L2ARC is just a faster copy of data still on the main pool, but a little slower than the ARC in main memory. L2ARC can cease / die / be removed with no lasting effects, so a single drive is fine, but mirrored is available so the L2ARC continues when one drive dies.

A SLOG is just an added drive to cache writes. If the re is no SLOG, then the pool uses a ZIL, which is part of the pool (but not really used when there is a SLOG)
When a SLOG dies, any incomplete transactions are disregarded, and the pool carries on as it was, reverting back to the ZIL. SLOG’s are often just a single drive, but just as often seem to be mirrored, again, so the system continues unphased.

** You can of course use a single drive for ZFS, or for a part of the pool, but the system will only be as stable as the weakest link. In a laptop for example, there might only be a single 2.5" socket, and an M.2 socket. Then one could use the 2.5" for a large capacity HDD, and the M.2 for a special vdev, but even then, I would probably not go for it myself.

charles7 · September 23, 2020, 1:18am

I always welcome the 2 cents!

I am in complete agreement with you. As mentioned previously, I think the need for redundancy is a show-stopper.

I moved most of my data from Unraid into a FreeNAS system because of all the fantastic ZFS benefits. Unraid is a fantastic jack of all trades OS. However a jack of all trades is often a master of none. It would be silly to jeopardize all the remarkable benefits of ZFS by introducing a non-redundant vdev into my ZFS pool.

Trooper_ish · September 23, 2020, 1:20am

The funny thing is, ZFS will allow you to do all sorts of things, it’s only Later you might realise that a small SLOG device was accidentally added as a whole vdev, and now you have teo tear down a 40TB system to remove a 200GB drive

mikensan · September 23, 2020, 2:00pm

Oddly enough this is for my homelab as well lol. It started small and just kept growing. If the pool has data you can’t recover, I wouldn’t add this special vdev without a redundancy. I’m all for learning too, so I would never say no for that reason - just wanted to make sure you weren’t digging into a hole otherwise. Just used to working with bosses who see a new feature and have to have it - despite any real gains lol.

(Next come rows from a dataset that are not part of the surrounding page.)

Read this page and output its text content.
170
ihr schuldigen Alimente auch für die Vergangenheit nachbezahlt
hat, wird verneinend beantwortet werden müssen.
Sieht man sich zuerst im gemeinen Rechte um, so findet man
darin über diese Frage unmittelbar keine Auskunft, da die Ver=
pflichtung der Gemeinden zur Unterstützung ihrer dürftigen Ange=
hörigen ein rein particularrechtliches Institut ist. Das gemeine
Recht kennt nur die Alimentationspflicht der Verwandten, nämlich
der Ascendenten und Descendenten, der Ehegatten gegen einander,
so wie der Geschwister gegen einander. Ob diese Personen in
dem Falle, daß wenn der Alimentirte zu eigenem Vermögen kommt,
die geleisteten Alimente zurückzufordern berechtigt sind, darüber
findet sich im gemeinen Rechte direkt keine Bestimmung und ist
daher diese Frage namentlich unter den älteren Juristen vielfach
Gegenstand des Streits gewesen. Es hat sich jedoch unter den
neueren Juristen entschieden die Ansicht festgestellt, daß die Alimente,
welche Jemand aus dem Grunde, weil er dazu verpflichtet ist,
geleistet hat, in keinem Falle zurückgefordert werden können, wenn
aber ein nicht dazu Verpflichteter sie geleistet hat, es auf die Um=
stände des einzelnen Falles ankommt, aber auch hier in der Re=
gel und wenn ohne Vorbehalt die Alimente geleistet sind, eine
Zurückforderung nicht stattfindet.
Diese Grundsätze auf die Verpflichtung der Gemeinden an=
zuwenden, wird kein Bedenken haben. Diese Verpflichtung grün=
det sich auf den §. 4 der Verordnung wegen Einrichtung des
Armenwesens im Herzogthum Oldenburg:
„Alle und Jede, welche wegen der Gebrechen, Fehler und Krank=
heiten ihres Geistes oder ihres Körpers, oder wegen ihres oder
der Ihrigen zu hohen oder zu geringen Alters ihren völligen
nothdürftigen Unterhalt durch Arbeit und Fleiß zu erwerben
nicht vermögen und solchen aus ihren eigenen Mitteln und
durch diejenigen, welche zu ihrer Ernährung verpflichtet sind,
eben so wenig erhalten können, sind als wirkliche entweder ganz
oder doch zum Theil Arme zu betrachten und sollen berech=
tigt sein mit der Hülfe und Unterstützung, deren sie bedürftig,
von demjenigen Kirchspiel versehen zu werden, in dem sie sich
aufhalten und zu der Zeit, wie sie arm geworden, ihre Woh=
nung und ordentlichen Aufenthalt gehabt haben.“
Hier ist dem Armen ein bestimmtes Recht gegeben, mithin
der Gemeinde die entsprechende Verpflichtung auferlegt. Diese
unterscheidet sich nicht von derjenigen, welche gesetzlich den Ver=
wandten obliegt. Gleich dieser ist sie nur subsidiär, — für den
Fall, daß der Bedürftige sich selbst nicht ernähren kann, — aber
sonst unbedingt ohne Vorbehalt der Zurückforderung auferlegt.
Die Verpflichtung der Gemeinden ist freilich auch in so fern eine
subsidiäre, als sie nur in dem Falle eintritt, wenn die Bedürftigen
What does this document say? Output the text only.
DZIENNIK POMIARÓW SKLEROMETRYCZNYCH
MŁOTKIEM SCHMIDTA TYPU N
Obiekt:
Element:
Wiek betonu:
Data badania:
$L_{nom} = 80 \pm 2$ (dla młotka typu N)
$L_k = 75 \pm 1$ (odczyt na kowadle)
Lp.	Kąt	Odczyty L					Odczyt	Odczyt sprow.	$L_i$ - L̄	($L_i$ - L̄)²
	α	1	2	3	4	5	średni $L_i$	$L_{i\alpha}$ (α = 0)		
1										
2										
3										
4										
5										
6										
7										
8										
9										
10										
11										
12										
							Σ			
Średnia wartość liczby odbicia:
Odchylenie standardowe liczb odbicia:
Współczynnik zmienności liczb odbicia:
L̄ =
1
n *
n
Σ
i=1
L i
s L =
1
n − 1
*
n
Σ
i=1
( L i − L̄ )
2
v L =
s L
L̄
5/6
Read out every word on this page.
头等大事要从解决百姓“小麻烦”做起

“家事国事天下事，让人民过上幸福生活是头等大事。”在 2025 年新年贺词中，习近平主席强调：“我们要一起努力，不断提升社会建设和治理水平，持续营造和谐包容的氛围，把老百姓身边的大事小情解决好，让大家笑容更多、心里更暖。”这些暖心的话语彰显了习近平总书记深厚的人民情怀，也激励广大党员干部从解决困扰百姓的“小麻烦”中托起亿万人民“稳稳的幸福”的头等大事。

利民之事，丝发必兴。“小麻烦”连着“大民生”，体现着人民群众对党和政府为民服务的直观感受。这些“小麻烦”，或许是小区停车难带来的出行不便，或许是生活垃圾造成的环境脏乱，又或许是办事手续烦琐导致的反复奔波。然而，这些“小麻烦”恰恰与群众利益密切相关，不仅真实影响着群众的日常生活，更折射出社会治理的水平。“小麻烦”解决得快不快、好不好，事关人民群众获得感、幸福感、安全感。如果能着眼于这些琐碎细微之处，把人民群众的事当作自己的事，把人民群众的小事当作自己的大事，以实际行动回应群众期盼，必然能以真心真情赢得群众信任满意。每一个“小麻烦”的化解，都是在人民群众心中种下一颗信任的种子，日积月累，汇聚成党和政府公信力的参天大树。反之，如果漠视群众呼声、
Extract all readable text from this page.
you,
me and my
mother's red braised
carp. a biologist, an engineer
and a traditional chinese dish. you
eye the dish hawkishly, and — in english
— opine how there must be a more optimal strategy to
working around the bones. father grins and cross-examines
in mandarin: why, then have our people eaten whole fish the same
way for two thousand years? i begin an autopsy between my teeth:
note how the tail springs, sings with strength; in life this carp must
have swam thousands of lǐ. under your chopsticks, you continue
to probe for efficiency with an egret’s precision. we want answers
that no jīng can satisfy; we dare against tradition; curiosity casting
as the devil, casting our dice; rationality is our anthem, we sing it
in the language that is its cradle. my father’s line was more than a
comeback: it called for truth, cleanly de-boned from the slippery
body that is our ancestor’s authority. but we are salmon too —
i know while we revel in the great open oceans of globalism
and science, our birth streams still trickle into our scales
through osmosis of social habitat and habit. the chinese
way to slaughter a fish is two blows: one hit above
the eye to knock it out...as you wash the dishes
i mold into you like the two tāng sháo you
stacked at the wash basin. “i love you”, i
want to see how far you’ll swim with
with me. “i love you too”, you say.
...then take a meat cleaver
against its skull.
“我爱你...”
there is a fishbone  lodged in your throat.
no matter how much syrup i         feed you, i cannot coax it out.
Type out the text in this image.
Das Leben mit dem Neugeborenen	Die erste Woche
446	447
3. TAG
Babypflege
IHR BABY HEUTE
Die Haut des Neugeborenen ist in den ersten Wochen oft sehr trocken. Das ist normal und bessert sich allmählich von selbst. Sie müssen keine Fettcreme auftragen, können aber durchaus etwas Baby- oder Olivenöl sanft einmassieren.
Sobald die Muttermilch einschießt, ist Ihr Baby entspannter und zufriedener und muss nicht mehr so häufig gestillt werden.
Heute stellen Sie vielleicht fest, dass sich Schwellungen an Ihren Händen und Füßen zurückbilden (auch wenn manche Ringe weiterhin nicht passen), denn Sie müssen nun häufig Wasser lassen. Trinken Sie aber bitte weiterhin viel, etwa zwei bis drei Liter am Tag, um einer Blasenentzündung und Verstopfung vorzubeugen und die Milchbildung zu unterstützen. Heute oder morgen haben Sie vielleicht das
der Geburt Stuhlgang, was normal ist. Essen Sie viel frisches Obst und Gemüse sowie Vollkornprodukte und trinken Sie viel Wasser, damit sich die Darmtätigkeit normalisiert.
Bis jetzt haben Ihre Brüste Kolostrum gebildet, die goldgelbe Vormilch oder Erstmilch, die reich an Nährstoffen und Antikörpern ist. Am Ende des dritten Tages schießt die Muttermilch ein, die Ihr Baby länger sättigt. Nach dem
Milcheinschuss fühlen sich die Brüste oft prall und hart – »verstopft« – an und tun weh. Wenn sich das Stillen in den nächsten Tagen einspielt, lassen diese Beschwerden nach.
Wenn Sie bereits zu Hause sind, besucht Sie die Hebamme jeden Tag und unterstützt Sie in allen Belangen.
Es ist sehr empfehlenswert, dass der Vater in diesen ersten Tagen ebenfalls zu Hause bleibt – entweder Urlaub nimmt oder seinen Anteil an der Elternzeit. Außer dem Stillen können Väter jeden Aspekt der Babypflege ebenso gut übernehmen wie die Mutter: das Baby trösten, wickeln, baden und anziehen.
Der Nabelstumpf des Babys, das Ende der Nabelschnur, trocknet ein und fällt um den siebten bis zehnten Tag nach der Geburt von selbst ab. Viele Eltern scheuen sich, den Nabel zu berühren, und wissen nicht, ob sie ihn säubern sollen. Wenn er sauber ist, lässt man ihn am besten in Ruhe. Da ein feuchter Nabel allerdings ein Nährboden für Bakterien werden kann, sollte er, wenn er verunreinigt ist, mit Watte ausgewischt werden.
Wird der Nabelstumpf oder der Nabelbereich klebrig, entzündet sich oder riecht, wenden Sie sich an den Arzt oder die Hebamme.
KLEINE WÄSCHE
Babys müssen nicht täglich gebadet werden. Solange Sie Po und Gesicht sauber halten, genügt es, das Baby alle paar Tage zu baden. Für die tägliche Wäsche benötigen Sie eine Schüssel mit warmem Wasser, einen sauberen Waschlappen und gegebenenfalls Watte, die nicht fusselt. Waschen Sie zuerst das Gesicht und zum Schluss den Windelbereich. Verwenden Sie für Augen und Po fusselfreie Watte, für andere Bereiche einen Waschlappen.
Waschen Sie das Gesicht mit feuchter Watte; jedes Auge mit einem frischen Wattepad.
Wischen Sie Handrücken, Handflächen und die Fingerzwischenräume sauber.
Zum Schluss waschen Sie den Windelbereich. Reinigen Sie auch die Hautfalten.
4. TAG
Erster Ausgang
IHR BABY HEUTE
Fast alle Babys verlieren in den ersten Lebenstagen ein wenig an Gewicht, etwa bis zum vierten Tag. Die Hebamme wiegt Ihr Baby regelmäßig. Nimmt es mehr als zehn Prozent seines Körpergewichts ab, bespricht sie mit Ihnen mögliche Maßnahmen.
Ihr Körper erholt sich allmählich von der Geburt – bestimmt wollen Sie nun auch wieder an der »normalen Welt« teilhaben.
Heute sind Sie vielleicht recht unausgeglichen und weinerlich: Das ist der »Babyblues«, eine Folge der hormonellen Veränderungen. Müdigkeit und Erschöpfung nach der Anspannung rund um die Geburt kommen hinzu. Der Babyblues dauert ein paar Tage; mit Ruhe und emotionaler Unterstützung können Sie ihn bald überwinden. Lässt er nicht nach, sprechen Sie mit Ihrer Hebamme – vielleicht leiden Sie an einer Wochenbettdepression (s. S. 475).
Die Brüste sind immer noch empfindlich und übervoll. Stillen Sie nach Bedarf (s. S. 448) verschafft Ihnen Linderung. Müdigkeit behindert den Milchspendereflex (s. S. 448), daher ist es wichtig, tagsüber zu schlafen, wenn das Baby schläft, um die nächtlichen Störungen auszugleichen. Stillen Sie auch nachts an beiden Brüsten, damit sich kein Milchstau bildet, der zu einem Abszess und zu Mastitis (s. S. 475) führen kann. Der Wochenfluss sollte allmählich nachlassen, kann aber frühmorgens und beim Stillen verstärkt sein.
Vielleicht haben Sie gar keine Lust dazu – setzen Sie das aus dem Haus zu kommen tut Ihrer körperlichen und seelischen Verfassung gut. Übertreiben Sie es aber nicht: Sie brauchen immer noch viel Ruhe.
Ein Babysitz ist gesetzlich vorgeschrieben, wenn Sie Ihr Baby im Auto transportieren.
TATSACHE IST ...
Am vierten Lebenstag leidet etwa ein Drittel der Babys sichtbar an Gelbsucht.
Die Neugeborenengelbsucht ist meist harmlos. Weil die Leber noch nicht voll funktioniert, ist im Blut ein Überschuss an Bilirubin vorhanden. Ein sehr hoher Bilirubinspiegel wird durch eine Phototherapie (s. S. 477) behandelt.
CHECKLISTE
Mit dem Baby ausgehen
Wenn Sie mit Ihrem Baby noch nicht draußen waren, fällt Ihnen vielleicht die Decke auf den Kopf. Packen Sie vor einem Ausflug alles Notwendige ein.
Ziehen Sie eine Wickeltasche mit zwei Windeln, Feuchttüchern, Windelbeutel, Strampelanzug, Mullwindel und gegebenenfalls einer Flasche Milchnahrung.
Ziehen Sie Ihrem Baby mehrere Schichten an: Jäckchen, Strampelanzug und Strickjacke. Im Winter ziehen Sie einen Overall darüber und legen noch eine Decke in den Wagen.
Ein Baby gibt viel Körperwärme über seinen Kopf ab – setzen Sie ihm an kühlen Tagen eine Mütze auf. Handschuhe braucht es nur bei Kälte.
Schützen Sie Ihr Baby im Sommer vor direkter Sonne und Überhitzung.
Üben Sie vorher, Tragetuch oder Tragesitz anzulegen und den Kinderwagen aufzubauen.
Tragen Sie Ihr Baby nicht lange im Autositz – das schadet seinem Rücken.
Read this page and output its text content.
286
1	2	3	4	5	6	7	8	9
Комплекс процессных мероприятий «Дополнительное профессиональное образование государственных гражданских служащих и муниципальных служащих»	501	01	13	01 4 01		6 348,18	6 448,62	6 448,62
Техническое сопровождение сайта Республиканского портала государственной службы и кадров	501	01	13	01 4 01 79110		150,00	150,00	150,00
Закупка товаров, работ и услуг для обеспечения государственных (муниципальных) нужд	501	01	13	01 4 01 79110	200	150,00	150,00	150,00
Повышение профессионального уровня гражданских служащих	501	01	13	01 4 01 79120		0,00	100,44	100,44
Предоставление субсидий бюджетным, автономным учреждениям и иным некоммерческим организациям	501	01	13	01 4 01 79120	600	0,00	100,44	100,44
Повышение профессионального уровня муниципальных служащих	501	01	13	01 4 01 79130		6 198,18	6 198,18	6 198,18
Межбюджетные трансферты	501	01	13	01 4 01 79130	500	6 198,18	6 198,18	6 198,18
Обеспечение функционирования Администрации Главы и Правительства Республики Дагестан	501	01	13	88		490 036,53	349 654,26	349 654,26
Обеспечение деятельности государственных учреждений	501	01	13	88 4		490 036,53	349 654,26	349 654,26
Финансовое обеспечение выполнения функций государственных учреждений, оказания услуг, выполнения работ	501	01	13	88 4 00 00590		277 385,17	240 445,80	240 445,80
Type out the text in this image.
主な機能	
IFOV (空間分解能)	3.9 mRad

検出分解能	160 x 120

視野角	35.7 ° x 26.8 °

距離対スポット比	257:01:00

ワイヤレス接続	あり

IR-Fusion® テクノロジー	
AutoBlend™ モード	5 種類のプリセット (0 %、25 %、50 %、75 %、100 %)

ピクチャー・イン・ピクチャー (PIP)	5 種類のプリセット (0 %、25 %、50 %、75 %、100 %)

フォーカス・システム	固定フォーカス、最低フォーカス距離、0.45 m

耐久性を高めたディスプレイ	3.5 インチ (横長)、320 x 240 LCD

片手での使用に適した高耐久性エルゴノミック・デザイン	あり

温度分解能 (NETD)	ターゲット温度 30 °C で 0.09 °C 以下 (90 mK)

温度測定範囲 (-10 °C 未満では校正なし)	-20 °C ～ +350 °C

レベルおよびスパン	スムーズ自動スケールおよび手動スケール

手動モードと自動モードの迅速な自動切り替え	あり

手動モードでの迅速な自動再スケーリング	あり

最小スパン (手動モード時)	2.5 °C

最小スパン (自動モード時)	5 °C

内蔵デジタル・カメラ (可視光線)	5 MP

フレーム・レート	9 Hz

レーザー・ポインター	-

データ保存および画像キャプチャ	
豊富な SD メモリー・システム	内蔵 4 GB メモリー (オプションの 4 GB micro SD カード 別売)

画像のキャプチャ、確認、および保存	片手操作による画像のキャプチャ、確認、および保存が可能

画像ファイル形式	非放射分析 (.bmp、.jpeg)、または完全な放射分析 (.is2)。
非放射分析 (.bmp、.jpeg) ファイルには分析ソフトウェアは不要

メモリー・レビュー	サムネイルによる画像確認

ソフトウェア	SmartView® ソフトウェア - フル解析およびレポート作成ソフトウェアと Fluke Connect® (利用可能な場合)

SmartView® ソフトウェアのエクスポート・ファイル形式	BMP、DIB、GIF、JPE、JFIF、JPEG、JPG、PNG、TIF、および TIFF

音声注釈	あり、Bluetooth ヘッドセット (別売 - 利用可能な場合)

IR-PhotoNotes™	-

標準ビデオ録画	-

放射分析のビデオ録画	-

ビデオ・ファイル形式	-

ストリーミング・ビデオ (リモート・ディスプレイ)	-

As far as your network goes - this isn’t really meant to increase transfer speeds entirely. It’s only storing the index on faster storage - so think of it as improving latency - time it takes to find the files. So short answer - your network is not a bottleneck.

bugfixin · September 23, 2020, 8:16pm

I’m seeing a fair bit of inconsistency in the first post here - particularly around the storage calculations. You mention the rule of thumb is 0.3% of the pool size for metadata size, then say your dataset is “only” 1.9% - isn’t this significantly worse than rule of thumb? Maybe it would make more sense if the zdb command was completed and listed the columns as finished?
I think there’s also an unintentional duplication of headers - the first calculation has a bold header of “How much space do you need for metadata storage?”, then the second calculation has the exact same header - perhaps that was intended to be How many files can also be stored on the special vdev?

Then you go on to mention you’d want 5TB of metadata space for a full pool, saying 172tb of space is the full pool, but 5TB is 3% – not 0.3% – of 172TB.

Long story short, I’m still pretty confused in terms of how large the metadata special vdevs need to be or how to calculate it with the commands given.